Я приподнялся, посмотрел, не спугнул ли птицу каким неосторожным действием. Нет, слава Богу, утки сидят на месте. Теперь надо незаметно подползти, подкрасться на выстрел. Казалось, сама судьба мягко стелила мне дорожку: трава и кусты до озера высокие, можно на корточках передвигаться и быть незамеченным. Метров тридцать, сорок преодолел я не без труда, остановился перевести дух. Трава и кусты перед водой заметно поредели, так что легко просматривался противоположный берег. На той стороне озера, на взгорье в землю вкопан салон от старого автобуса. К озеру обращены два окна-глаза. Один глаз застеклён, другой заслонён то ли грязной фанерой, то ли оргалитом. В целом охотничье укрытие походило на голову адмирала Нельсона: один глаз перетянут тёмной повязкой. Я взвёл курки, начал медленно подниматься, приладив должным образом ружьё к плечу. Руки и ноги подло тряслись, отчего конец ствола с мушкой рисовал в воздухе такую восьмёрку, что описать невозможно. Наконец подвёл мушку под цель, замер и...”ба-бах” с правого. Дробь легла в “кучу” ниже уток, подняв гребнем волну. Ближняя утка опрокинулась на спину, блеснув тёмным брюшком на солнце. Остальные недовольно закачались на взбесившейся волне. Пока утки не упорхнули, поспешно целюсь вторично... Тут скрипнул перевязанный глаз Нельсона: оргалит отслонился. Из окна высунулась заспанная борода. “Мужик! Ты чего, офанарел что ли? По резиновым манкам лупишь...”

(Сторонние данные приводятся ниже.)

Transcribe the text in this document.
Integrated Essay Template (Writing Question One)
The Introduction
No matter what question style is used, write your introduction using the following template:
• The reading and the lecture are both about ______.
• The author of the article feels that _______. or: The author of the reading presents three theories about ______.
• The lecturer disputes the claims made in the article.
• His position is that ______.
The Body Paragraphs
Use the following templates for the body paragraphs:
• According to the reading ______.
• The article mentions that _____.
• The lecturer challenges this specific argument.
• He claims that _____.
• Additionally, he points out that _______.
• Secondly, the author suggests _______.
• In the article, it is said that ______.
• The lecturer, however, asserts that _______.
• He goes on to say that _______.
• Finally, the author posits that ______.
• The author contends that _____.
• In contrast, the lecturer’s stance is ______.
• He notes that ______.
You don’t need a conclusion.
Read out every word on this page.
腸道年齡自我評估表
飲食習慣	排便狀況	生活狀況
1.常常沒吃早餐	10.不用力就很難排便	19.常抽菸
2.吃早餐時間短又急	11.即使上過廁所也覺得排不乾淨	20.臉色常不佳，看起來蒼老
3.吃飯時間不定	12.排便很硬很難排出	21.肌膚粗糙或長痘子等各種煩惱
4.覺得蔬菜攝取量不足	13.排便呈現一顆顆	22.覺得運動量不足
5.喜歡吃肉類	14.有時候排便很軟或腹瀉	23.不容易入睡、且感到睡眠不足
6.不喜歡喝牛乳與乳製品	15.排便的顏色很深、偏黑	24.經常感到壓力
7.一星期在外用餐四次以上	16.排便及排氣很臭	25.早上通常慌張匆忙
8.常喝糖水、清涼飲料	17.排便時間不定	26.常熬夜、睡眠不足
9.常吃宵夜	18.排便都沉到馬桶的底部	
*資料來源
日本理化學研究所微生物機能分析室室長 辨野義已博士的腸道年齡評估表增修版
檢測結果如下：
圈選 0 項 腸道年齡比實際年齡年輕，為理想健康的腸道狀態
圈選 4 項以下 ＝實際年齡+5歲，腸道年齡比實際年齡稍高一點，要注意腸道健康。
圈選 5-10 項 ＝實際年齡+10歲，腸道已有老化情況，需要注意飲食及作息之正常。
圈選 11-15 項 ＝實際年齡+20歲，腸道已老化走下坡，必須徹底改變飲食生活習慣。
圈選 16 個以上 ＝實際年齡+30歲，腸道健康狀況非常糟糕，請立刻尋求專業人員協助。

Только теперь я понял, что утки эти резиновые. А маленькая уточка никогда не вырастет, ибо она не что иное, как выпиленный неаккуратным образом из фанеры профиль чирка.
Выстрелом напуганный бекас взмыл высоко-высоко в небо. Там, натянув в струнку крылья, камнем упал вниз, издавая при этом звуки, похожие на ржание молодого жеребчика: иго-го-го-го. Казалось, сама природа смеялась надо мной.